I think there is also a significant difference between psychopathy and trauma responses. Both if you mention some serious trauma, the original post contains an off-handed mention that "something traumatic happened." What might have happened? What makes you suspect this is so? Who was in your child's life at that time? Where were you at that time? Has this possible trauma ever been addressed? Why was this trauma not addressed at the time? Why is this less important than lying? What is the real lie being told here?

And for stepmom, you are not in an enviable position. You have a motherless teenage daughter in your house, which she has to share with her daddy and her daddy's girlfriend (sounds cruel, but this is how step parents seem to kids of divorce no matter how long you've been in their lives. It's not accurate or fair, but it's not up to the child to be "more fair" or insightful than the adults in her life.)

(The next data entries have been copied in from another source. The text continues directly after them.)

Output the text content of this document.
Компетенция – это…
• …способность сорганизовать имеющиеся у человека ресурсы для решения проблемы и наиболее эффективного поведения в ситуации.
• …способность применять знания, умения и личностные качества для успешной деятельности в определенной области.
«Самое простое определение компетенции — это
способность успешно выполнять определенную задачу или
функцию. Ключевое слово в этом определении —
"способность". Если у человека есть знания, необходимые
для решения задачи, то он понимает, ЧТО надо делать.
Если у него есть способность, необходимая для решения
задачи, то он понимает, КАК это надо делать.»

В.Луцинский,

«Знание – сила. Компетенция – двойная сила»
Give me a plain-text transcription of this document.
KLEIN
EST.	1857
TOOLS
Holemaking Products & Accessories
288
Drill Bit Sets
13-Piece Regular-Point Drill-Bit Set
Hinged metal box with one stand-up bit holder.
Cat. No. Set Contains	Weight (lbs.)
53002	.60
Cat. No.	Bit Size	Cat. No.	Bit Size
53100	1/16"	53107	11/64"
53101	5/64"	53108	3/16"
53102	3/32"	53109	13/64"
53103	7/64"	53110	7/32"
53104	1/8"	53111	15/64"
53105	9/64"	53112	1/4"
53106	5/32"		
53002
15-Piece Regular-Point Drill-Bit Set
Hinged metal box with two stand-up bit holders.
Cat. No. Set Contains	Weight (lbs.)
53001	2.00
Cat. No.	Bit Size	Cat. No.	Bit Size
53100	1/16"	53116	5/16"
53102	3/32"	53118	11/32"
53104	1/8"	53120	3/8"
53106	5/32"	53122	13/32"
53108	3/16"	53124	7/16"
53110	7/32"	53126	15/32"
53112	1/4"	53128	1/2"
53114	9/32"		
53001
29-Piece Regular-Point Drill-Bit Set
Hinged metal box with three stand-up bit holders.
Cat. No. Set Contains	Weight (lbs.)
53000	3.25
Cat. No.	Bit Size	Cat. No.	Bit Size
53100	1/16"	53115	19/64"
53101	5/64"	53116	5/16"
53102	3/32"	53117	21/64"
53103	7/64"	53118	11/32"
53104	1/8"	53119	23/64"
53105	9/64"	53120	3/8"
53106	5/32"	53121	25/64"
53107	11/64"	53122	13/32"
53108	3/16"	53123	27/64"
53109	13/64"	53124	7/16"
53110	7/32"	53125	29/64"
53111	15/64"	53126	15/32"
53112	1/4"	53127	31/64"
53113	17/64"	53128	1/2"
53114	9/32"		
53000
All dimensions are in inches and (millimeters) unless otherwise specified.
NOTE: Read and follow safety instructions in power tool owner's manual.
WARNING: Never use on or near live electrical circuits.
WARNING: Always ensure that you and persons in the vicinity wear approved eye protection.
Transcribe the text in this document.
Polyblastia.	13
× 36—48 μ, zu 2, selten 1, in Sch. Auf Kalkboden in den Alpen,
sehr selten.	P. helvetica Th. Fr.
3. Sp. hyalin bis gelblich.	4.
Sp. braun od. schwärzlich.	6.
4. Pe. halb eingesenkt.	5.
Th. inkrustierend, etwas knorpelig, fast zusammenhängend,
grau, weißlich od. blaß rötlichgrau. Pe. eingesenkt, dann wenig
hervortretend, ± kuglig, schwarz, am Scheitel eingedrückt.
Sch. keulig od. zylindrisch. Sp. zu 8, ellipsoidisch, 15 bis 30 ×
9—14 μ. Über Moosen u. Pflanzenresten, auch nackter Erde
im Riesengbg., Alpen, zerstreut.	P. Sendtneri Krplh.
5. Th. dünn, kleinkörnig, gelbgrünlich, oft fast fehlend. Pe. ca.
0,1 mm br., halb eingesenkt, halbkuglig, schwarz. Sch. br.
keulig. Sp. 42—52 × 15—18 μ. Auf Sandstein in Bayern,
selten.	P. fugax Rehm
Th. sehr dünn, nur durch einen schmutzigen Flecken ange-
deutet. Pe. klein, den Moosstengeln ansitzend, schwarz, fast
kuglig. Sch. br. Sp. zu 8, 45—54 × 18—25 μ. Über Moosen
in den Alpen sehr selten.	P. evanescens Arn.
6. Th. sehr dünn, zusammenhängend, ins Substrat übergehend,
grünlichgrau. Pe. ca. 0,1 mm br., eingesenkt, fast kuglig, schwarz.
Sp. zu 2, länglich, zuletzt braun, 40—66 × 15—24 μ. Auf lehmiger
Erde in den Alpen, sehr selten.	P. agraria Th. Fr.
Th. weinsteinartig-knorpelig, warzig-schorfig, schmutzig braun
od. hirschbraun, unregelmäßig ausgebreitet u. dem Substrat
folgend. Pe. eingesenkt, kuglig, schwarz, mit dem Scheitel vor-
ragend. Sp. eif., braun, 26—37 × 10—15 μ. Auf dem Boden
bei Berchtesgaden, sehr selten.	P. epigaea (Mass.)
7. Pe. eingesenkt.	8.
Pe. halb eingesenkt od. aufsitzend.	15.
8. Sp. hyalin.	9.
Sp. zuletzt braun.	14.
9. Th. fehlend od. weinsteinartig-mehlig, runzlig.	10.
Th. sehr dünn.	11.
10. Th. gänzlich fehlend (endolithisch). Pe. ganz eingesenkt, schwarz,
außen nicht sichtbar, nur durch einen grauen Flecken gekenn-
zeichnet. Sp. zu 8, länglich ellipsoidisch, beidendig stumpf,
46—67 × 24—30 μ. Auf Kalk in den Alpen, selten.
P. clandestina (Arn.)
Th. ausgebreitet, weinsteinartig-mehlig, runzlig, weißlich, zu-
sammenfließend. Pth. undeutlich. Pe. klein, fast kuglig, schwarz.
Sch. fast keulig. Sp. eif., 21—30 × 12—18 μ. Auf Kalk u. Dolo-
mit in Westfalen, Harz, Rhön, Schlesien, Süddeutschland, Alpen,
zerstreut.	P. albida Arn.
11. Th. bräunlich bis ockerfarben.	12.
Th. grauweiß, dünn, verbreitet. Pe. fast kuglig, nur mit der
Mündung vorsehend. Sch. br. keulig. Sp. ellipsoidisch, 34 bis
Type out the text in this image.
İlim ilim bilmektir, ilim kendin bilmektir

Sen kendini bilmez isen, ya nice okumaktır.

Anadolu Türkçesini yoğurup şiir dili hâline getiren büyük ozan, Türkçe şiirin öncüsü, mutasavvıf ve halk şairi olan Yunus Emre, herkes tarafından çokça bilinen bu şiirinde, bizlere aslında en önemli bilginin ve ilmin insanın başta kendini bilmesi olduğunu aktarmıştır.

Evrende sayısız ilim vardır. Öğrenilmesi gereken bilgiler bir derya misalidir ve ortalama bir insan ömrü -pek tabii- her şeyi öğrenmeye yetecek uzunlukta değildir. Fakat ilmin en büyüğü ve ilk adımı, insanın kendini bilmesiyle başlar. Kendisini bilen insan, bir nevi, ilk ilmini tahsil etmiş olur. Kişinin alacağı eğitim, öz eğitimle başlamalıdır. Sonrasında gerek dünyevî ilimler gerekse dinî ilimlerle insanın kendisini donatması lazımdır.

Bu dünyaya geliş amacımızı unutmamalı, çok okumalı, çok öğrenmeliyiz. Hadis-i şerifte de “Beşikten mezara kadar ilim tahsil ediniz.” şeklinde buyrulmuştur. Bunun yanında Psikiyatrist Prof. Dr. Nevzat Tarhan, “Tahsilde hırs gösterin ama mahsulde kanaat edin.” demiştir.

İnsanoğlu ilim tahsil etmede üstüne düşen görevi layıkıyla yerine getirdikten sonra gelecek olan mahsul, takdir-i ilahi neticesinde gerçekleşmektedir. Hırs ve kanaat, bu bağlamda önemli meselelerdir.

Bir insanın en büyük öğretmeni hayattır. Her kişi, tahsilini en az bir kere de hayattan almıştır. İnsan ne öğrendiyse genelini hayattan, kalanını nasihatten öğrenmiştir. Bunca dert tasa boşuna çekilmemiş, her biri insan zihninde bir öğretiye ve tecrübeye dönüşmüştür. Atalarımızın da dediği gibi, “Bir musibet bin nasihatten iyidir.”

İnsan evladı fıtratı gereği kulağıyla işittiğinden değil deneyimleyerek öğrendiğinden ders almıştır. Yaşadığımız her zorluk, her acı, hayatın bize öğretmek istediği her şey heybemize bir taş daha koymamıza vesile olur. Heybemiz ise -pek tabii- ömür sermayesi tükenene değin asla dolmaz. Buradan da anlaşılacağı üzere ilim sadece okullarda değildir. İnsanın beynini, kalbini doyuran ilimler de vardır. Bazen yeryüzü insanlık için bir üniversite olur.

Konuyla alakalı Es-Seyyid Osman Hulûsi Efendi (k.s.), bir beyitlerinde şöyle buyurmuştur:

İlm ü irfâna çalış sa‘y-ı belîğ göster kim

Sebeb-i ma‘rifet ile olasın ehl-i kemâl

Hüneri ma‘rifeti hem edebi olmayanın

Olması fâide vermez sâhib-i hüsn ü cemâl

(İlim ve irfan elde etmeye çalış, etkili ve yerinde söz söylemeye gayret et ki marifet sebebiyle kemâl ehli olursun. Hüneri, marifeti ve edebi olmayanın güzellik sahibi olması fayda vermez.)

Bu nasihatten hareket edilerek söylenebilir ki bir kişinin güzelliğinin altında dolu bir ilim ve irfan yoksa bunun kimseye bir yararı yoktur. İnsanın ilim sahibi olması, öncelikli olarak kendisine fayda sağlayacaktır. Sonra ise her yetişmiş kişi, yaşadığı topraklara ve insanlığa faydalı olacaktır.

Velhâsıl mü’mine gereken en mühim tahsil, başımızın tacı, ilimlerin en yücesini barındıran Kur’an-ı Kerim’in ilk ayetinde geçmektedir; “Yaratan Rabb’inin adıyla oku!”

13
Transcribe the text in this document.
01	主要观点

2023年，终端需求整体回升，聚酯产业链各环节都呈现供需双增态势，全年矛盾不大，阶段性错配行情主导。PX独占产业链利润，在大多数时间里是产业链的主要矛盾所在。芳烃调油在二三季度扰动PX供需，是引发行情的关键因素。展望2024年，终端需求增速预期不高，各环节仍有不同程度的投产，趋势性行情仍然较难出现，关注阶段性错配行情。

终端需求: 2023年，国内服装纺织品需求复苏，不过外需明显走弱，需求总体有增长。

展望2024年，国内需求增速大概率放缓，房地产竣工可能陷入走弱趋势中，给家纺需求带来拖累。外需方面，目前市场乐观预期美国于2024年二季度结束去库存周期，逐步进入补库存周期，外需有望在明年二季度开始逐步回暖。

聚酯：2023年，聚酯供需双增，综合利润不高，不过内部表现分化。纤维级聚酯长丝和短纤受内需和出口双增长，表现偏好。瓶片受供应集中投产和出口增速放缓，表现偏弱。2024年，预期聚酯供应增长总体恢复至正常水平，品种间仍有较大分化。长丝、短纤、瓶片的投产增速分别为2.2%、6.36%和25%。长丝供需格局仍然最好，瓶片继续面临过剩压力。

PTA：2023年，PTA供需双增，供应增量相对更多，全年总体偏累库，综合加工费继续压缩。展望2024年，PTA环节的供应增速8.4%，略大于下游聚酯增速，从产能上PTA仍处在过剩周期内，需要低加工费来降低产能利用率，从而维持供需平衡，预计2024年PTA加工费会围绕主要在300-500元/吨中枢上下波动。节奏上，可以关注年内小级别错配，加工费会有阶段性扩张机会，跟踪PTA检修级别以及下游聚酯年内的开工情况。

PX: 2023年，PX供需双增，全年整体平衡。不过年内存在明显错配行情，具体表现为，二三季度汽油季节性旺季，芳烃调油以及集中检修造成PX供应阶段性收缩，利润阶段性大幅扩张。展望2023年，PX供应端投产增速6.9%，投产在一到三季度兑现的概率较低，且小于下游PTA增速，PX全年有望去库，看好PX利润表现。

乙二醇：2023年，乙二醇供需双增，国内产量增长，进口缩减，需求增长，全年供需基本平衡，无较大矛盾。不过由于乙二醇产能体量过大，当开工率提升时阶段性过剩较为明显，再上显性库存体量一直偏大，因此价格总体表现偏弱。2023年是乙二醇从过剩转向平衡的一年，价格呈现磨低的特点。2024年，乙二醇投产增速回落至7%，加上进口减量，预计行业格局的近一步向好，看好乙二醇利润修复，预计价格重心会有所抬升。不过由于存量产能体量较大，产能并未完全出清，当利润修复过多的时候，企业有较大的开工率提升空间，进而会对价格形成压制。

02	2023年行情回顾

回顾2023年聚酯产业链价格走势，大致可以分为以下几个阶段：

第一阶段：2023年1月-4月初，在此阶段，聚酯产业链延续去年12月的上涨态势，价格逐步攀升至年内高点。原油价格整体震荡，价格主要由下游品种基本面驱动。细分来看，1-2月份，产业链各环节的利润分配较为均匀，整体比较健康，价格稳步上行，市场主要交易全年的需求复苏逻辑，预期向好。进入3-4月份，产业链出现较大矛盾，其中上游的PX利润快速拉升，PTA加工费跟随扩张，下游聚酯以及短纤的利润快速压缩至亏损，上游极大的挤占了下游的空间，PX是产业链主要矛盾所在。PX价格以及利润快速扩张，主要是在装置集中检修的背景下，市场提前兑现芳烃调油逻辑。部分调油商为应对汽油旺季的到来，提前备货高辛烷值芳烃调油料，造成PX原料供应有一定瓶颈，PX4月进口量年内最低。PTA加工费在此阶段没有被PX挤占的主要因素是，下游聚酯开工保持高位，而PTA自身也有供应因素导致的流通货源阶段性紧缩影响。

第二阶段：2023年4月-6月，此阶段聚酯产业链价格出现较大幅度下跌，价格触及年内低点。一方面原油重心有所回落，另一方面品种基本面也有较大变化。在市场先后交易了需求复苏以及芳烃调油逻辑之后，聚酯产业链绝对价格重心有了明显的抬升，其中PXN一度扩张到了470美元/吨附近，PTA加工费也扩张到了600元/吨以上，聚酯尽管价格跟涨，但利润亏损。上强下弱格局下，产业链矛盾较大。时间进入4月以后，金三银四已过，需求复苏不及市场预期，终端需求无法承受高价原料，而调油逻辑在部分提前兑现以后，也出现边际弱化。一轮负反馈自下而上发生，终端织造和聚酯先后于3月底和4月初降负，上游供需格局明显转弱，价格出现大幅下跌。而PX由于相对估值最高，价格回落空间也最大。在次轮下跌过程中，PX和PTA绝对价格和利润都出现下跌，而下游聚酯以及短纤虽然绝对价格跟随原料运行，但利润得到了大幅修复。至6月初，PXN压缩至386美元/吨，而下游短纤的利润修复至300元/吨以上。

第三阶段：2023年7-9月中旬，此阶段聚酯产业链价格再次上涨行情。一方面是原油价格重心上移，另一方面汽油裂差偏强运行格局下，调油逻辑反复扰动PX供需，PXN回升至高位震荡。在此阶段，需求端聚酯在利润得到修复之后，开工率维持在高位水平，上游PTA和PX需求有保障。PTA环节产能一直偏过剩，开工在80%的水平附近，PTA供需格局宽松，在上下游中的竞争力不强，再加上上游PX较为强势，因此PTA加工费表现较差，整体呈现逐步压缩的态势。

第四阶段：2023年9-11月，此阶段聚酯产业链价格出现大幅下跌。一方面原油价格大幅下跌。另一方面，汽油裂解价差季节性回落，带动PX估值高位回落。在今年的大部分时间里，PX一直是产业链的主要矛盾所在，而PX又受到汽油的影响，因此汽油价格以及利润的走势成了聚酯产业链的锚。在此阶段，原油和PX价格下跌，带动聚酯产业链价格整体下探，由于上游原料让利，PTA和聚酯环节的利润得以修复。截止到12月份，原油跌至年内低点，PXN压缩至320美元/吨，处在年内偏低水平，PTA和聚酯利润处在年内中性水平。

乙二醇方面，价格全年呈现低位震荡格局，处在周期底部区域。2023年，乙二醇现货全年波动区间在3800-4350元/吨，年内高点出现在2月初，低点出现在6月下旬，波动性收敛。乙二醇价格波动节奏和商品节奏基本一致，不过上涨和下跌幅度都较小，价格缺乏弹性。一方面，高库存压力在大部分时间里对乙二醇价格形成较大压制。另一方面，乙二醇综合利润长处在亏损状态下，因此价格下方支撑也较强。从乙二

I'm hearing a bit of resentment creep into this post, too -- you claim to love this little girl (and, at 13, she is a little girl) so much but then accuse her of intentionally plotting and sowing division between you and your husband. You claim to have been there for her but then disparage her mother with an insinuation that she has somehow inherited a personality disorder, like a "bad seed." And then you pit yourself against her in your relationship with the man of the house. And then label her, with no diagnosis whatsoever, as a sociopath.

Maybe she is defying you, baiting you, disrespecting you. Maybe she is throwing her repressed anger and grief over her mother onto you. Maybe she is actively trying to get daddy on "her side" and maybe she would really prefer if you packed up and left.

So what? She's 13. She's a baby. You are the adult, and you are the woman in her life. You took this girl in as your own when you married her father. She could barely walk when you walked down the aisle. You married into this relationship, and you are going to have to be a model and coach and soft place to land, not a disciplinarian or prosecutor.

The abuse of animals, other children, and physical harm to you is very concerning. That is a safety issue, and if it is a concern, it requires a specialized treatment with an experienced and knowledgeable professional who is board certified and reputable for psychopathy and family therapy. All of these behaviors are symptoms of a more serious problem, not grounds for frustrated parents to seek sympathy online by throwing around words like "sociopath" in reference to their minor children.

Please seek professional help for you and your family's health and wellness.